Every few months all the tech blogs brag about a new thing that will replace designers. But we designers are still here. Why is it that technology has proven unable to replace us? The answer is simple and has everything to do with our history.

Every few months all the tech blogs brag about a new thing that will replace designers.

  • WYSIWYG tools
  • Algorithm-driven design software
  • Minimalism, Brutalism, and Flat Design

But we designers are still here.

Because the truth is that you can give people the most automagical design tools possible, structure it for them so that it seems foolproof, and they will still mess it up. (No offense, but it’s true.)

Most non-designers believe that design is something you can learn by reading a book and create if you have the right tools. These same people wonder why they are unable to match the results of experienced designers after reading the same books and using the same tools. They go searching for that secret that the best designers know, and, often, end up writing off designers’ abilities as something to do with innate creative potential.

The secret behind the enviable work of the best designers is simply this: skill.

Design is a trade and craft.

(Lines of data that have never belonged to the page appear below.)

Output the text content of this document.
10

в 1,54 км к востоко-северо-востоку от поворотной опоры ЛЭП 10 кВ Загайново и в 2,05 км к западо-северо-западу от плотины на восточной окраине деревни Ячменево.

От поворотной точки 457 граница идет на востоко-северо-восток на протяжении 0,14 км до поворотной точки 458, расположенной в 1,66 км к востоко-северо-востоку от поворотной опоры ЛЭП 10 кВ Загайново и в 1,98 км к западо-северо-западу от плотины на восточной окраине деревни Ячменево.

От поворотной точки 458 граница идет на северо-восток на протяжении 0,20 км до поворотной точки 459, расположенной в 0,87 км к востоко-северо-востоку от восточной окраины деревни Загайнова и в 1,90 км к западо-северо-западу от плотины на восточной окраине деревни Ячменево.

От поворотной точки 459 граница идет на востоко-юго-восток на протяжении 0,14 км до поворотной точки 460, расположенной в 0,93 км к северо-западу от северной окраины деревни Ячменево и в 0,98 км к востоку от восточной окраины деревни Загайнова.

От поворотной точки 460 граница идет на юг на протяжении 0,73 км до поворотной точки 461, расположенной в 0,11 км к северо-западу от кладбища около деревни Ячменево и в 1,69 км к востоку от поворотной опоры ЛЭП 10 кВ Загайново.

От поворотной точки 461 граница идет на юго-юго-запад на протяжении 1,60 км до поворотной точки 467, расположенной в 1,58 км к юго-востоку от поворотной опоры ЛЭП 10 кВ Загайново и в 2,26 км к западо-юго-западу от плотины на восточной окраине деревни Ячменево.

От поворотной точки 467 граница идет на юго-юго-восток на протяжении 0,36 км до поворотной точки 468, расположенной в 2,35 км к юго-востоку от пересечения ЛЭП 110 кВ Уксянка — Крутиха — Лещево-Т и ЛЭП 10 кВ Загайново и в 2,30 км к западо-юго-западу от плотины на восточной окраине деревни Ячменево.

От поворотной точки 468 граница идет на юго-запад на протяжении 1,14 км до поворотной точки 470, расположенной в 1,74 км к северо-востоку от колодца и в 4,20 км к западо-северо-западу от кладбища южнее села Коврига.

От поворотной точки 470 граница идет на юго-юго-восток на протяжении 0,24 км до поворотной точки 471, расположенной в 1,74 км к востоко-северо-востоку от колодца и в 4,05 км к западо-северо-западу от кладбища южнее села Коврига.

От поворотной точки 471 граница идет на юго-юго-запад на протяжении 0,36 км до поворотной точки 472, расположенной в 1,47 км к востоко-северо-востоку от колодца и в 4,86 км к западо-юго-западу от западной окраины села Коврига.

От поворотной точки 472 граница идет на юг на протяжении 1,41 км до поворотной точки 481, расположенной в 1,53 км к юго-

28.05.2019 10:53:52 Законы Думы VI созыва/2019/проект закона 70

It takes practice. Knowledge and tools cannot replace this.

This is also why technology cannot replace creative competency. Instead, creativity drives new technology.

If WYSIWYG software replaces designers, we will be creating that design software.

If pushing pixels in Photoshop gets replaced by some new algorithm-driven software tool, designers will be creating the algorithm parameters.

Adapting to new constraints and environments is what designers do. That is why we aren’t being replaced. We are only evolving.

And we have done it before.

Just as we did when the printing press forced scribes to become printers and movable type designers, or when ‘desktop publishing’ forced paper-cutting-and-pasting graphic designers to go digital.

We were scribes, and we still are.

We began as communicators, writers, and doers who made both form and function. We mastered both composition and presentation and elevated the written word to sanctified heights. Our cultures trusted us with the most prized artifacts we had: holy and important texts that we took and transcribed into beautiful works of art.

example of an illuminated text

An example of an illuminated text. Public domain source.

Humans will always communicate. We will always need to elevate and preserve our ideas and culture.

And we will always need scribes.

Designers have been here all along, and we aren’t going anywhere.